Hidden Assumptions in dbt-core
13 assumptions this code never checks · 6 critical · spanning Environment, Shape, Domain, Resource, Contract, Temporal
Every codebase relies on things it never checks. Most of them are routine. CodeSea looked at dbt-labs/dbt-core and picked out the few most likely to cause trouble. The full list is just below.
Most of what this code assumes is routine. These 3 are the ones most likely to cause trouble here. The rest are minor; they're under "Show everything".
KeyError crashes when any required environment variable is missing, or empty string passed to GitHub API causing authentication failures
requests.exceptions.ConnectionError or JSONDecodeError crashes the process when GitHub API is down or returns non-JSON response
KeyError or TypeError when API response structure changes, causing silent failures in version comparison logic
Show everything (10 more)
published_versions list is never empty when checking max(published_versions) and max(published_patches)
If this fails: ValueError: max() arg is an empty sequence crashes when no published versions exist for a new package
.github/actions/latest-wrangler/main.py:_new_version_tags
GITHUB_OUTPUT file path exists and is writable, and process has permissions to append to it
If this fails: FileNotFoundError or PermissionError when GitHub Actions runner environment doesn't provide writable output file
.github/actions/latest-wrangler/main.py:_register_tags
.env file format is valid and usecwd=True finds the correct working directory from user context
If this fails: load_dotenv silently fails or loads wrong .env file when called from subprocess with different working directory
core/dbt/cli/main.py:load_dotenv
kwargs keys match valid Click parameter names for the target command, and values are correct types
If this fails: Click parameter validation errors or silent parameter ignoring when kwargs contain invalid parameter names or wrong types
core/dbt/cli/main.py:dbtRunner.invoke
callbacks list contains callable objects that accept EventMsg parameter and don't raise exceptions
If this fails: TypeError or unhandled exceptions when callback functions have wrong signature or raise during event processing
core/dbt/cli/main.py:dbtRunner
path parameter is a valid file system path string suitable for use as a checksum
If this fails: Using path as checksum creates false cache hits when different files have same path string, breaking incremental parsing
core/dbt/artifacts/resources/base.py:FileHash.path
FileHash comparison is only used between FileHash instances with same hash algorithm (name field)
If this fails: False equality when comparing FileHashes with different algorithms but same checksum value, causing incorrect cache invalidation
core/dbt/artifacts/resources/base.py:FileHash.__eq__
Invalid doc_blocks configuration is acceptable to silently convert to empty list rather than failing fast
If this fails: User configuration errors silently ignored, documentation blocks disappear without warning, making debugging difficult
core/dbt/artifacts/resources/v1/components.py:_backcompat_doc_blocks
All directories in sys.path with matching package name contain valid dbt submodules and won't conflict
If this fails: Module import errors or wrong module loading when conflicting packages exist in Python path with same dbt namespace
core/dbt/__init__.py:extend_path
System has sufficient memory to deep copy args list and create new Click context for each invocation
If this fails: MemoryError when args list is very large or system memory is constrained during programmatic usage
core/dbt/cli/main.py:dbtRunner.invoke
See the full structural analysis of dbt-core: the pipeline, data models, and system behavior that put these assumptions in context.
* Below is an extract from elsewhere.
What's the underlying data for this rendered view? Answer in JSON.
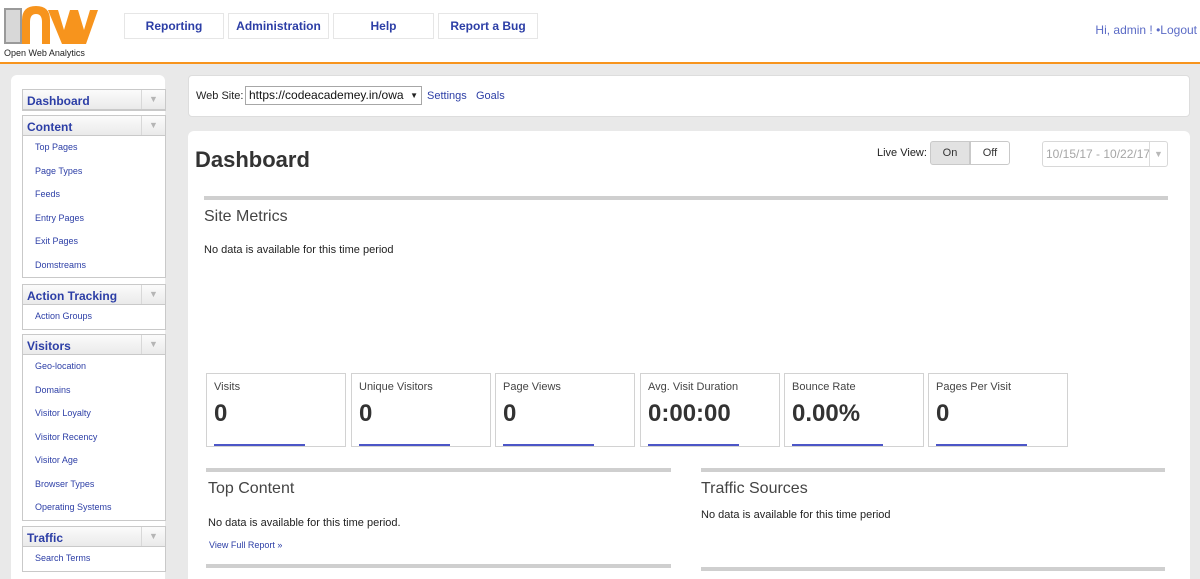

Full analysis of dbt-labs/dbt-core →Compare dbt-core
Frequently Asked Questions
What does dbt-core assume that could break in production?
The one most likely to cause trouble: Environment variables INPUT_PACKAGE_NAME, INPUT_NEW_VERSION, INPUT_GITHUB_TOKEN, and GITHUB_OUTPUT are always present and non-empty strings If this fails, KeyError crashes when any required environment variable is missing, or empty string passed to GitHub API causing authentication failures
How many hidden assumptions does dbt-core have?
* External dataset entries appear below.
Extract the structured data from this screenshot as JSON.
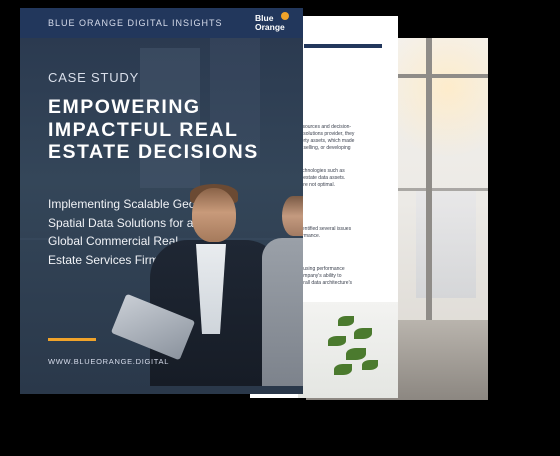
{
  "brand": {
    "header": "BLUE ORANGE DIGITAL INSIGHTS",
    "logo_line1": "Blue",
    "logo_line2": "Orange",
    "accent": "#f0a32a",
    "navy": "#22375c"
  },
  "cover": {
    "eyebrow": "CASE STUDY",
    "title": "EMPOWERING IMPACTFUL REAL ESTATE DECISIONS",
    "subtitle": "Implementing Scalable Geo-Spatial Data Solutions for a Global Commercial Real Estate Services Firm",
    "url": "WWW.BLUEORANGE.DIGITAL"
  },
  "inner_page": {
    "paragraphs": [
      "resources and decision-\nal solutions provider, they\nperty assets, which made\ng, selling, or developing",
      "technologies such as\nal estate data assets.\nvere not optimal.",
      "identified several issues\nformance.",
      "causing performance\ncompany's ability to\nverall data architecture's"
    ]
  }
}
CodeSea found 13 assumptions dbt-core relies on but never validates, 6 of them critical, spanning Environment, Shape, Domain, Resource, Contract, Temporal. Most are routine — the analysis flags the two or three most likely to actually bite.
What is a hidden assumption?
Something the code depends on but never checks: a data shape, an ordering, an environment condition, a scale limit, or a contract with another service. It holds until the world it runs in changes, then fails silently.